Note that I used d rather than z as in David Trimas' example. I only get the input repeated back using z and even using y. I have quit and restarted the kernel, closed and reopened Mathematica and still the same issue.

Here is a "plot" of the two implementations:

pdf[z_] := If[0 < z < 2, 8/\[Pi]^2 NIntegrate[Sqrt[(1 - x^2) (1 - (x - z)^2)], {x, Max[z - 1, -1], Min[z + 1, 1]}], 0]
Plot[{pdf2, pdf[d]}, {d, 0, 2}, PlotStyle -> {Thickness[0.02], {Thickness[0.005], Yellow}}]
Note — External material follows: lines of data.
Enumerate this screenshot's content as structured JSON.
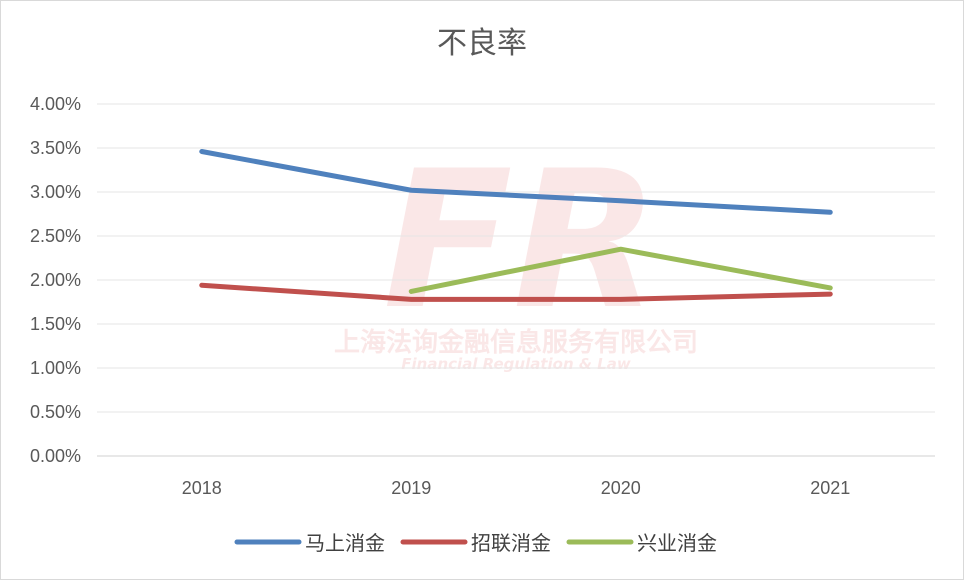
{
  "chart_data": {
    "type": "line",
    "title": "不良率",
    "categories": [
      "2018",
      "2019",
      "2020",
      "2021"
    ],
    "series": [
      {
        "name": "马上消金",
        "color": "#4f81bd",
        "values": [
          0.0346,
          0.0302,
          0.029,
          0.0277
        ]
      },
      {
        "name": "招联消金",
        "color": "#c0504d",
        "values": [
          0.0194,
          0.0178,
          0.0178,
          0.0184
        ]
      },
      {
        "name": "兴业消金",
        "color": "#9bbb59",
        "values": [
          null,
          0.0187,
          0.0235,
          0.0191
        ]
      }
    ],
    "ylim": [
      0,
      0.04
    ],
    "yticks": [
      "0.00%",
      "0.50%",
      "1.00%",
      "1.50%",
      "2.00%",
      "2.50%",
      "3.00%",
      "3.50%",
      "4.00%"
    ],
    "grid": true,
    "legend": "bottom",
    "xlabel": "",
    "ylabel": ""
  },
  "watermark": {
    "logo_text": "FR",
    "company": "上海法询金融信息服务有限公司",
    "english": "Financial Regulation & Law"
  }
}
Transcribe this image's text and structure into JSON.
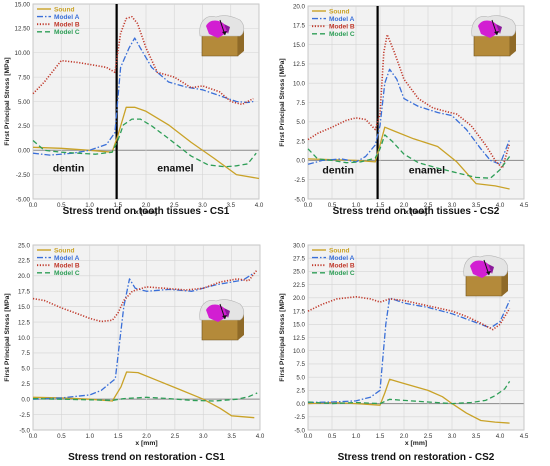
{
  "colors": {
    "sound": "#c9a227",
    "model_a": "#3a6fd8",
    "model_b": "#c0392b",
    "model_c": "#2e9e57",
    "divider": "#000000",
    "plot_bg": "#f2f2f2",
    "grid": "#d4d4d4",
    "zero_line": "#8a8a8a"
  },
  "tooth_icon": "tooth-cross-section-icon",
  "chart_data": [
    {
      "type": "line",
      "title": "Stress trend on tooth tissues -  CS1",
      "xlabel": "x [mm]",
      "ylabel": "First Principal Stress [MPa]",
      "xlim": [
        0,
        4
      ],
      "ylim": [
        -5,
        15
      ],
      "xticks": [
        "0.0",
        "0.5",
        "1.0",
        "1.5",
        "2.0",
        "2.5",
        "3.0",
        "3.5",
        "4.0"
      ],
      "yticks": [
        "-5.00",
        "-2.50",
        "0.00",
        "2.50",
        "5.00",
        "7.50",
        "10.00",
        "12.50",
        "15.00"
      ],
      "grid": true,
      "legend": "top-left",
      "divider_x": 1.48,
      "region_labels": [
        {
          "text": "dentin",
          "x": 0.35,
          "y": -2.2
        },
        {
          "text": "enamel",
          "x": 2.2,
          "y": -2.2
        }
      ],
      "series": [
        {
          "name": "Sound",
          "style": "solid",
          "color": "#c9a227",
          "x": [
            0,
            0.5,
            1.0,
            1.4,
            1.5,
            1.65,
            1.8,
            2.0,
            2.4,
            2.8,
            3.2,
            3.6,
            4.0
          ],
          "y": [
            0.3,
            0.2,
            0.0,
            -0.2,
            1.5,
            4.4,
            4.4,
            4.0,
            2.6,
            0.8,
            -0.8,
            -2.5,
            -2.9
          ]
        },
        {
          "name": "Model A",
          "style": "dashdot",
          "color": "#3a6fd8",
          "x": [
            0,
            0.3,
            0.7,
            1.0,
            1.3,
            1.45,
            1.55,
            1.7,
            1.8,
            1.9,
            2.1,
            2.4,
            2.7,
            3.0,
            3.3,
            3.6,
            3.8,
            3.9
          ],
          "y": [
            -0.3,
            -0.5,
            -0.3,
            0.0,
            0.6,
            1.8,
            8.5,
            10.5,
            11.5,
            10.5,
            8.5,
            7.0,
            6.5,
            6.2,
            5.6,
            5.0,
            4.9,
            5.0
          ]
        },
        {
          "name": "Model B",
          "style": "dotted",
          "color": "#c0392b",
          "x": [
            0,
            0.2,
            0.5,
            0.8,
            1.1,
            1.3,
            1.45,
            1.55,
            1.65,
            1.75,
            1.85,
            2.0,
            2.2,
            2.5,
            2.8,
            3.0,
            3.3,
            3.5,
            3.7,
            3.9
          ],
          "y": [
            5.8,
            7.0,
            9.2,
            9.0,
            8.7,
            8.5,
            8.0,
            12.0,
            13.5,
            13.7,
            13.0,
            10.5,
            8.0,
            7.5,
            6.4,
            6.6,
            6.0,
            5.0,
            4.7,
            5.3
          ]
        },
        {
          "name": "Model C",
          "style": "dashed",
          "color": "#2e9e57",
          "x": [
            0,
            0.2,
            0.5,
            0.8,
            1.1,
            1.4,
            1.5,
            1.6,
            1.75,
            1.9,
            2.1,
            2.4,
            2.8,
            3.1,
            3.4,
            3.6,
            3.8,
            3.95
          ],
          "y": [
            1.0,
            0.0,
            -0.2,
            -0.3,
            -0.4,
            -0.2,
            1.0,
            2.6,
            3.2,
            3.2,
            2.5,
            1.2,
            -0.6,
            -1.5,
            -1.7,
            -1.6,
            -1.4,
            -0.3
          ]
        }
      ]
    },
    {
      "type": "line",
      "title": "Stress trend on tooth tissues -  CS2",
      "xlabel": "x [mm]",
      "ylabel": "First Principal Stress [MPa]",
      "xlim": [
        0,
        4.5
      ],
      "ylim": [
        -5,
        20
      ],
      "xticks": [
        "0.0",
        "0.5",
        "1.0",
        "1.5",
        "2.0",
        "2.5",
        "3.0",
        "3.5",
        "4.0",
        "4.5"
      ],
      "yticks": [
        "-5.0",
        "-2.5",
        "0.0",
        "2.5",
        "5.0",
        "7.5",
        "10.0",
        "12.5",
        "15.0",
        "17.5",
        "20.0"
      ],
      "grid": true,
      "legend": "top-left",
      "divider_x": 1.45,
      "region_labels": [
        {
          "text": "dentin",
          "x": 0.3,
          "y": -1.7
        },
        {
          "text": "enamel",
          "x": 2.1,
          "y": -1.7
        }
      ],
      "series": [
        {
          "name": "Sound",
          "style": "solid",
          "color": "#c9a227",
          "x": [
            0,
            0.5,
            1.0,
            1.4,
            1.5,
            1.6,
            1.8,
            2.2,
            2.7,
            3.1,
            3.5,
            3.9,
            4.2
          ],
          "y": [
            0.2,
            0.1,
            0.0,
            -0.2,
            2.0,
            4.3,
            3.8,
            2.8,
            1.8,
            -0.2,
            -3.0,
            -3.3,
            -3.7
          ]
        },
        {
          "name": "Model A",
          "style": "dashdot",
          "color": "#3a6fd8",
          "x": [
            0,
            0.3,
            0.7,
            1.0,
            1.2,
            1.4,
            1.5,
            1.6,
            1.7,
            1.85,
            2.0,
            2.3,
            2.7,
            3.0,
            3.3,
            3.6,
            3.8,
            4.0,
            4.2
          ],
          "y": [
            -0.5,
            0.0,
            0.2,
            -0.2,
            0.5,
            2.0,
            4.5,
            10.0,
            11.8,
            10.5,
            8.0,
            7.0,
            6.2,
            5.8,
            4.0,
            1.5,
            0.0,
            -0.5,
            2.7
          ]
        },
        {
          "name": "Model B",
          "style": "dotted",
          "color": "#c0392b",
          "x": [
            0,
            0.2,
            0.5,
            0.8,
            1.0,
            1.2,
            1.4,
            1.5,
            1.58,
            1.65,
            1.8,
            2.0,
            2.3,
            2.6,
            2.9,
            3.1,
            3.4,
            3.7,
            3.9,
            4.05,
            4.2
          ],
          "y": [
            2.7,
            3.5,
            4.3,
            5.2,
            5.5,
            5.3,
            4.0,
            6.0,
            14.0,
            16.3,
            14.0,
            10.5,
            8.0,
            6.8,
            6.3,
            6.0,
            4.5,
            2.0,
            0.0,
            -1.0,
            2.2
          ]
        },
        {
          "name": "Model C",
          "style": "dashed",
          "color": "#2e9e57",
          "x": [
            0,
            0.2,
            0.5,
            0.8,
            1.1,
            1.4,
            1.5,
            1.6,
            1.75,
            2.0,
            2.3,
            2.7,
            3.1,
            3.5,
            3.8,
            4.0,
            4.2
          ],
          "y": [
            1.5,
            0.2,
            0.0,
            -0.3,
            -0.2,
            0.3,
            1.5,
            3.3,
            2.5,
            0.8,
            -0.3,
            -1.0,
            -1.6,
            -2.2,
            -2.3,
            -1.2,
            0.5
          ]
        }
      ]
    },
    {
      "type": "line",
      "title": "Stress trend on restoration -  CS1",
      "xlabel": "x [mm]",
      "ylabel": "First Principal Stress [MPa]",
      "xlim": [
        0,
        4
      ],
      "ylim": [
        -5,
        25
      ],
      "xticks": [
        "0.0",
        "0.5",
        "1.0",
        "1.5",
        "2.0",
        "2.5",
        "3.0",
        "3.5",
        "4.0"
      ],
      "yticks": [
        "-5.0",
        "-2.5",
        "0.0",
        "2.5",
        "5.0",
        "7.5",
        "10.0",
        "12.5",
        "15.0",
        "17.5",
        "20.0",
        "22.5",
        "25.0"
      ],
      "grid": true,
      "legend": "top-left",
      "series": [
        {
          "name": "Sound",
          "style": "solid",
          "color": "#c9a227",
          "x": [
            0,
            0.5,
            1.0,
            1.4,
            1.55,
            1.65,
            1.85,
            2.2,
            2.6,
            3.0,
            3.3,
            3.5,
            3.9
          ],
          "y": [
            0.3,
            0.2,
            0.0,
            -0.3,
            2.0,
            4.4,
            4.3,
            3.0,
            1.5,
            0.0,
            -1.5,
            -2.7,
            -3.0
          ]
        },
        {
          "name": "Model A",
          "style": "dashdot",
          "color": "#3a6fd8",
          "x": [
            0,
            0.5,
            1.0,
            1.2,
            1.45,
            1.6,
            1.7,
            1.8,
            2.0,
            2.4,
            2.8,
            3.2,
            3.5,
            3.7,
            3.9
          ],
          "y": [
            0.0,
            0.2,
            0.7,
            1.4,
            3.3,
            15.0,
            19.5,
            18.0,
            17.5,
            17.8,
            17.5,
            18.5,
            19.0,
            19.3,
            20.5
          ]
        },
        {
          "name": "Model B",
          "style": "dotted",
          "color": "#c0392b",
          "x": [
            0,
            0.2,
            0.5,
            0.8,
            1.0,
            1.2,
            1.4,
            1.5,
            1.6,
            1.75,
            2.0,
            2.3,
            2.7,
            3.0,
            3.3,
            3.6,
            3.8,
            3.95
          ],
          "y": [
            16.3,
            16.0,
            14.8,
            13.8,
            13.1,
            12.6,
            12.8,
            14.0,
            16.0,
            17.5,
            18.2,
            18.0,
            17.7,
            18.0,
            19.0,
            19.5,
            19.2,
            21.0
          ]
        },
        {
          "name": "Model C",
          "style": "dashed",
          "color": "#2e9e57",
          "x": [
            0,
            0.5,
            1.0,
            1.4,
            1.6,
            2.0,
            2.4,
            2.8,
            3.2,
            3.6,
            3.8,
            3.95
          ],
          "y": [
            0.1,
            0.0,
            -0.1,
            -0.2,
            0.1,
            0.3,
            0.1,
            -0.2,
            -0.3,
            0.0,
            0.4,
            1.0
          ]
        }
      ]
    },
    {
      "type": "line",
      "title": "Stress trend on restoration -  CS2",
      "xlabel": "x [mm]",
      "ylabel": "First Principal Stress [MPa]",
      "xlim": [
        0,
        4.5
      ],
      "ylim": [
        -5,
        30
      ],
      "xticks": [
        "0.0",
        "0.5",
        "1.0",
        "1.5",
        "2.0",
        "2.5",
        "3.0",
        "3.5",
        "4.0",
        "4.5"
      ],
      "yticks": [
        "-5.0",
        "-2.5",
        "0.0",
        "2.5",
        "5.0",
        "7.5",
        "10.0",
        "12.5",
        "15.0",
        "17.5",
        "20.0",
        "22.5",
        "25.0",
        "27.5",
        "30.0"
      ],
      "grid": true,
      "legend": "top-left",
      "series": [
        {
          "name": "Sound",
          "style": "solid",
          "color": "#c9a227",
          "x": [
            0,
            0.5,
            1.0,
            1.5,
            1.6,
            1.7,
            2.0,
            2.5,
            2.8,
            3.0,
            3.3,
            3.6,
            3.9,
            4.2
          ],
          "y": [
            0.0,
            0.2,
            0.0,
            -0.3,
            2.0,
            4.6,
            3.8,
            2.5,
            1.3,
            0.0,
            -1.8,
            -3.2,
            -3.5,
            -3.7
          ]
        },
        {
          "name": "Model A",
          "style": "dashdot",
          "color": "#3a6fd8",
          "x": [
            0,
            0.5,
            1.0,
            1.3,
            1.5,
            1.62,
            1.7,
            1.85,
            2.0,
            2.5,
            3.0,
            3.3,
            3.6,
            3.8,
            4.0,
            4.2
          ],
          "y": [
            0.2,
            0.3,
            0.5,
            1.2,
            2.5,
            15.0,
            20.0,
            19.5,
            19.0,
            18.2,
            17.0,
            16.0,
            15.0,
            14.3,
            15.5,
            19.5
          ]
        },
        {
          "name": "Model B",
          "style": "dotted",
          "color": "#c0392b",
          "x": [
            0,
            0.3,
            0.6,
            1.0,
            1.3,
            1.5,
            1.7,
            2.0,
            2.5,
            3.0,
            3.3,
            3.6,
            3.85,
            4.0,
            4.2
          ],
          "y": [
            17.5,
            18.8,
            19.8,
            20.2,
            19.8,
            19.2,
            19.8,
            19.5,
            18.5,
            17.5,
            16.5,
            15.2,
            14.0,
            15.0,
            18.0
          ]
        },
        {
          "name": "Model C",
          "style": "dashed",
          "color": "#2e9e57",
          "x": [
            0,
            0.5,
            1.0,
            1.5,
            1.7,
            2.0,
            2.5,
            3.0,
            3.4,
            3.7,
            3.9,
            4.1,
            4.2
          ],
          "y": [
            0.3,
            0.0,
            0.2,
            0.0,
            0.8,
            0.6,
            0.3,
            0.0,
            0.2,
            0.6,
            1.5,
            2.8,
            4.2
          ]
        }
      ]
    }
  ]
}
A numerical method to calculate the PDF:

pdf[z_] := 
 If[0 < z < 2, 
  8/π^2 NIntegrate[ 
    Sqrt[(1 - x^2) (1 - (x - z)^2)], {x, Max[z - 1, -1], Min[z + 1, 1]}],
   0]

Maybe there's some kind of trig substitution that would make $$ \frac{8}{\pi^2}\int _{\max (-1,z-1)}^{\min (1,z+1)}\sqrt{\left(1-x^2\right) \left(1-(x-z)^2\right)}dx$$ solvable?